What I Ate in One Year

What I Ate in One Year

by Stanley Tucci
Setting: England
Genres: Cooking / Essays & Narratives
Published on October 10, 2024
Pages: 350
Format: Hardcover Source: Owned
Amazon

'Sharing food is one of the purest human acts'

Food has always been an integral part of Stanley Tucci's life: from stracciatella soup served in the shadow of the Pantheon, to marinara sauce cooked between rehearsals and costume fittings, to home-made pizza eaten with his children before bedtime.

Now, in What I Ate in One Year, Tucci records twelve months of eating, in restaurants, kitchens, film sets, press junkets, at home and abroad, with friends, with family, with strangers, and occasionally just by himself.

Whether it's duck à l'orange eaten with fellow actors and cooked by singing Carmelite nuns, steaks barbecued at a gathering with friends, meatballs made by his mother and son and shared at the table with three generations of his family, these meals give shape and richness to his days.


Both the husband and I enjoyed Stanley Tucci’s previous book, Taste, and liked watching his show Searching for Italy where he travels around Italy and cooks with people. I had my mother buy this follow up book for the husband’s birthday. However, you don’t have to have read the first one to read this one.

The book does just what it says. It is written diary-style and discusses food on most days in 2023. When the year starts he is heading to Italy to start filming Conclave. We had just seen that movie when we started reading the book so that was a nice tie-in. (I loved the movie. You should absolutely see it if you haven’t.) The husband was horrified to hear the on-set Italian catering isn’t up to the standards that you might imagine.

This isn’t just a list of what food he ate. There are discussions of who he had meals with. (Expect lots of actors and assorted famous people up to and including royalty.) He talks about why he makes the food he does. He talks about his failures in the kitchen.

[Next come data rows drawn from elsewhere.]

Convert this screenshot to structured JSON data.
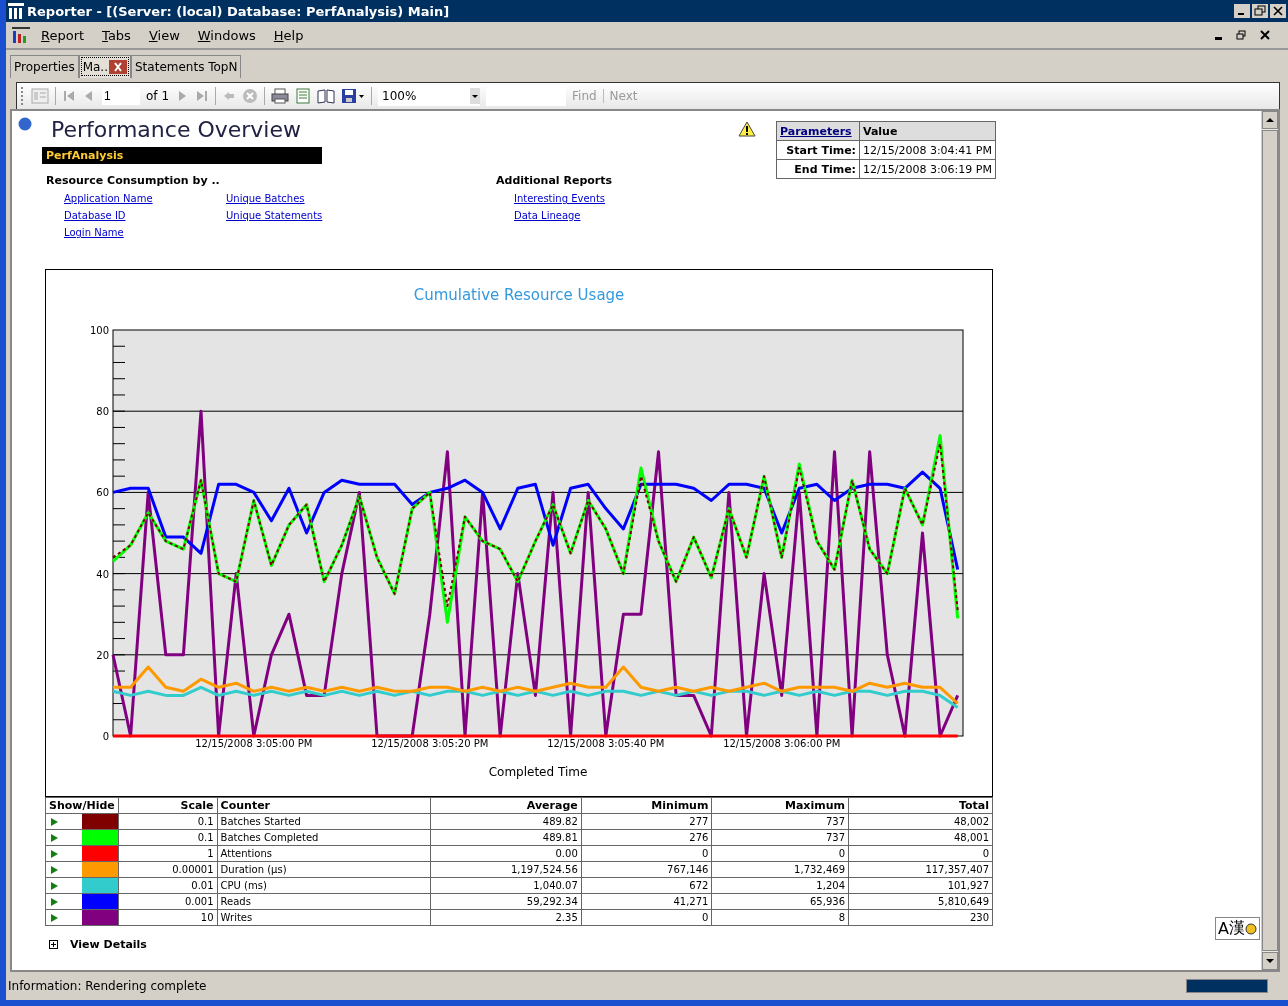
{
  "window": {
    "title": "Reporter - [(Server: (local) Database: PerfAnalysis) Main]"
  },
  "menu": [
    "Report",
    "Tabs",
    "View",
    "Windows",
    "Help"
  ],
  "tabs": [
    {
      "label": "Properties",
      "selected": false,
      "closable": false
    },
    {
      "label": "Ma..",
      "selected": true,
      "closable": true
    },
    {
      "label": "Statements TopN",
      "selected": false,
      "closable": false
    }
  ],
  "toolbar": {
    "page": "1",
    "page_count": "of 1",
    "zoom": "100%",
    "find": "Find",
    "next": "Next"
  },
  "report": {
    "title": "Performance Overview",
    "database": "PerfAnalysis",
    "sections": [
      {
        "heading": "Resource Consumption by ..",
        "columns": [
          [
            "Application Name",
            "Database ID",
            "Login Name"
          ],
          [
            "Unique Batches",
            "Unique Statements"
          ]
        ]
      },
      {
        "heading": "Additional Reports",
        "columns": [
          [
            "Interesting Events",
            "Data Lineage"
          ]
        ]
      }
    ],
    "parameters": {
      "columns": [
        "Parameters",
        "Value"
      ],
      "rows": [
        [
          "Start Time:",
          "12/15/2008 3:04:41 PM"
        ],
        [
          "End Time:",
          "12/15/2008 3:06:19 PM"
        ]
      ]
    },
    "chart_data": {
      "type": "line",
      "title": "Cumulative Resource Usage",
      "xlabel": "Completed Time",
      "categories": [
        null,
        null,
        null,
        null,
        null,
        null,
        null,
        null,
        "12/15/2008 3:05:00 PM",
        null,
        null,
        null,
        null,
        null,
        null,
        null,
        null,
        null,
        "12/15/2008 3:05:20 PM",
        null,
        null,
        null,
        null,
        null,
        null,
        null,
        null,
        null,
        "12/15/2008 3:05:40 PM",
        null,
        null,
        null,
        null,
        null,
        null,
        null,
        null,
        null,
        "12/15/2008 3:06:00 PM",
        null,
        null,
        null,
        null,
        null,
        null,
        null,
        null,
        null,
        null
      ],
      "ylim": [
        0,
        100
      ],
      "yticks": [
        0,
        20,
        40,
        60,
        80,
        100
      ],
      "grid": true,
      "series": [
        {
          "color": "#800000",
          "line_style": "dotted",
          "values": [
            44,
            47,
            55,
            48,
            46,
            63,
            40,
            38,
            58,
            42,
            52,
            57,
            38,
            47,
            59,
            44,
            35,
            56,
            60,
            32,
            54,
            48,
            46,
            38,
            48,
            57,
            45,
            58,
            51,
            40,
            64,
            48,
            38,
            49,
            39,
            56,
            44,
            64,
            44,
            66,
            48,
            41,
            63,
            46,
            40,
            61,
            52,
            72,
            31
          ]
        },
        {
          "color": "#00ff00",
          "line_style": "solid",
          "values": [
            43,
            47,
            55,
            48,
            46,
            63,
            40,
            38,
            58,
            42,
            52,
            57,
            38,
            47,
            59,
            44,
            35,
            56,
            60,
            28,
            54,
            48,
            46,
            38,
            48,
            57,
            45,
            58,
            51,
            40,
            66,
            48,
            38,
            49,
            39,
            56,
            44,
            64,
            44,
            67,
            48,
            41,
            63,
            46,
            40,
            61,
            52,
            74,
            29
          ]
        },
        {
          "color": "#ff0000",
          "line_style": "solid",
          "values": [
            0,
            0,
            0,
            0,
            0,
            0,
            0,
            0,
            0,
            0,
            0,
            0,
            0,
            0,
            0,
            0,
            0,
            0,
            0,
            0,
            0,
            0,
            0,
            0,
            0,
            0,
            0,
            0,
            0,
            0,
            0,
            0,
            0,
            0,
            0,
            0,
            0,
            0,
            0,
            0,
            0,
            0,
            0,
            0,
            0,
            0,
            0,
            0,
            0
          ]
        },
        {
          "color": "#ff9900",
          "line_style": "solid",
          "values": [
            12,
            12,
            17,
            12,
            11,
            14,
            12,
            13,
            11,
            12,
            11,
            12,
            11,
            12,
            11,
            12,
            11,
            11,
            12,
            12,
            11,
            12,
            11,
            12,
            11,
            12,
            13,
            12,
            12,
            17,
            12,
            11,
            12,
            11,
            12,
            11,
            12,
            13,
            11,
            12,
            12,
            12,
            11,
            13,
            12,
            13,
            12,
            12,
            8
          ]
        },
        {
          "color": "#33cccc",
          "line_style": "solid",
          "values": [
            11,
            10,
            11,
            10,
            10,
            12,
            10,
            11,
            10,
            11,
            10,
            11,
            10,
            11,
            10,
            11,
            10,
            11,
            10,
            11,
            11,
            10,
            11,
            10,
            11,
            10,
            11,
            10,
            11,
            11,
            10,
            11,
            10,
            11,
            10,
            11,
            11,
            10,
            11,
            10,
            11,
            10,
            11,
            11,
            10,
            11,
            11,
            10,
            7
          ]
        },
        {
          "color": "#0000ff",
          "line_style": "solid",
          "values": [
            60,
            61,
            61,
            49,
            49,
            45,
            62,
            62,
            60,
            53,
            61,
            50,
            60,
            63,
            62,
            62,
            62,
            57,
            60,
            61,
            63,
            60,
            51,
            61,
            62,
            47,
            61,
            62,
            56,
            51,
            62,
            62,
            62,
            61,
            58,
            62,
            62,
            61,
            50,
            61,
            62,
            58,
            61,
            62,
            62,
            61,
            65,
            61,
            41
          ]
        },
        {
          "color": "#800080",
          "line_style": "solid",
          "values": [
            20,
            0,
            60,
            20,
            20,
            80,
            0,
            40,
            0,
            20,
            30,
            10,
            10,
            40,
            60,
            0,
            0,
            0,
            30,
            70,
            0,
            60,
            0,
            40,
            10,
            60,
            0,
            60,
            0,
            30,
            30,
            70,
            10,
            10,
            0,
            60,
            0,
            40,
            10,
            60,
            0,
            70,
            0,
            70,
            20,
            0,
            50,
            0,
            10
          ]
        }
      ]
    },
    "legend": {
      "columns": [
        "Show/Hide",
        "Scale",
        "Counter",
        "Average",
        "Minimum",
        "Maximum",
        "Total"
      ],
      "rows": [
        {
          "color": "#800000",
          "cells": [
            "",
            "0.1",
            "Batches Started",
            "489.82",
            "277",
            "737",
            "48,002"
          ]
        },
        {
          "color": "#00ff00",
          "cells": [
            "",
            "0.1",
            "Batches Completed",
            "489.81",
            "276",
            "737",
            "48,001"
          ]
        },
        {
          "color": "#ff0000",
          "cells": [
            "",
            "1",
            "Attentions",
            "0.00",
            "0",
            "0",
            "0"
          ]
        },
        {
          "color": "#ff9900",
          "cells": [
            "",
            "0.00001",
            "Duration (µs)",
            "1,197,524.56",
            "767,146",
            "1,732,469",
            "117,357,407"
          ]
        },
        {
          "color": "#33cccc",
          "cells": [
            "",
            "0.01",
            "CPU (ms)",
            "1,040.07",
            "672",
            "1,204",
            "101,927"
          ]
        },
        {
          "color": "#0000ff",
          "cells": [
            "",
            "0.001",
            "Reads",
            "59,292.34",
            "41,271",
            "65,936",
            "5,810,649"
          ]
        },
        {
          "color": "#800080",
          "cells": [
            "",
            "10",
            "Writes",
            "2.35",
            "0",
            "8",
            "230"
          ]
        }
      ]
    },
    "details": {
      "label": "View Details",
      "expanded": false
    }
  },
  "ime": {
    "mode": "A",
    "hanja": "漢"
  },
  "status_bar": {
    "text": "Information: Rendering complete",
    "level": 1
  }
}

He has started a line of kitchenware and needs to go promote them.

“The line has been selling like hotcakes and we are all thrilled. (I have never eaten a hotcake, nor have I ever seen anyone selling them. Maybe because they sell them so fast that they are gone before I get there.)”

He has three adult children that he had with his late wife and two young children with his current wife. He talks about the trials of trying to get the younger children to have an adventurous palate.

Here he talks about the differences he sees in how people feed children now than they did when he was younger or even than when his older children were younger.

“But like most grandparents, she has been much more willing to cater to each child’s needs for every meal than she was when my sisters and I were young. This makes sense given the fact that she had a full-time job and then came home and cooked an amazing three-course meal every night. But that is something a grandparent doesn’t do. The grandparent indulges the grandchild’s desires.
That’s one of the reasons why kids usually love going to visit them. But nowadays we often parent our children like we are their grandparents.

This throws off a familial balance that has been securely in place for generations.”

I felt this one hard. My mother indulges my brother’s kids’ culinary wants for every meal. One of them only ate macaroni and cheese. I’m not talking about a toddler. I’m talking about a twelve year old. She let that happen. I would have starved to death if I had tried that. You ate what was on the table for dinner. You didn’t make yourself another option if you didn’t like it. She certainly didn’t make you another option. I just stare at that woman like aliens have taken over her brain. Even as I kid I didn’t like meat. Did anyone care about that? No! It was my responsibility to dowse it in enough ketchup to be able to get it down my throat without tasting it. No one was making me macaroni and cheese instead.

Likewise I wouldn’t eat most of the things that Stanley Tucci eats. He wouldn’t be thrilled to cook for me so I was amused in the fall when someone brought surprise vegans to dinner at his house with an hour’s notice. The nice vegans offered to bring their own food with them. (We’ve all been there. We know we are a burden even when we aren’t surprise guests at a dinner party.) Turns out they were really famous surprise vegans who show up through the rest of the book so it must not have been too bad.

He can be pretty whiny which is amusing to read but probably would get old to live with. I am interested to see what comes of his TV show. It was canceled at the end of 2022. He spends most of 2023 trying to find a new home for it. By the end of the book there appears to be a deal with the National Geographic channel but you never know if it will fall apart again.

This book would be good for anyone who takes their food really seriously and also likes a behind the scenes look at the lives of actors.